あの時はどれだけ酷い言葉をラズにぶつけたのか気付かなかった。
しかし、今日ラズが持ってくる絵本はどれも……。
悪役として描かれているのは『白髪』もしくは『銀髪』だ。
黒に準ずる『蒼』を持つ王族やクレイドルは美しい。
白や銀など薄い色合いを持つものは『色無し』であり、醜悪。
そんな偏った考えに染まった俺は安易にラズを傷つけてしまった。
ラズの白髪が虹色に染まった優美さ、ピンクの瞳は食べてしまいたいくらい美味しそうに可愛い。
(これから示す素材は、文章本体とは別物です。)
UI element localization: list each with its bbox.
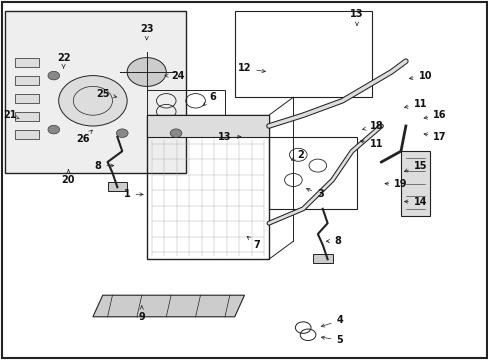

それに、ラズはいたいけで飾りない優しさを持っている。そう、童話の主人公のような。
それを素直に伝えられたら、ラズも自分の色が好きになれるんじゃないか。
「……ありがとう。あのその……」
絵本を読み終わったラズが表紙を優しく撫でる。大人びたその横顔に息を呑む。
諦めたような眼差しは、挿絵の悪役に向けられている。
「あ、レオはこの本面白くなかったかな?」
「面白いよ……そのラズはなんでこの本が好きなんだ?」
質問を返されタイミングを失い、やる気が萎んだ俺は無難なことを聞く。
「ふふふ、この絵本は読む人によってお話が変わる『魔法の絵本』って昔誰かに教えてもらったんだ。その時から、僕の1番大好きな絵本になったんだよ」
ラズと専属従者が素早く目配せし合った気がする。
だが、すぐに見せたラズの照れ臭そうな笑みに、可愛いの文字で頭が埋め尽くされた。
専属従者も謎に口元を抑えながら顔を逸らしていたが、ラズのこの可愛さならば普通の反応だな。
その後、ラズの可愛さを存分に堪能してしまった俺は、結局白髪の美しさを伝えられなかった。
自宅に帰り独り反省会だ。
ラズの可愛さにずるずるとタイミングを逃してしまう……というのは違うな。
俺が未だに勇気が持てないんだ。再び不用意な発言をしさらにラズを傷つけてしまうのが怖い。
傷つけて、嫌われてしまうのが嫌だ。
『しきたり』しか俺とラズを繋ぐものが無い。
いつか舅によって話が立ち消えそうな頼りない繋がり。
まだ出会ったばかりだけれど、俺がラズを好きだ。このまま結婚したい。
じゃあラズは俺と結婚したいと思うほど好きなのか?
将来、舅から婚約を破棄されそうになったら、ラズは俺を選んでくれるだろうか。
怖い。
嫌だ。
でも、1番嫌なのは、ラズに嫌われること。
ラズにもさらに俺自身を知ってもらい、結婚したいくらい好きになってもらいたい。
よし! ラズの隣に立っても恥ずかしくない格好いい『王子様』を目指そう。
苦手だった公務や勉強も頑張り、見た目だけでなく中身も格好いい『王子様』になるぞ!
いつか、童話の『王子様』のように自分の思いを真っ直ぐ伝えられるように。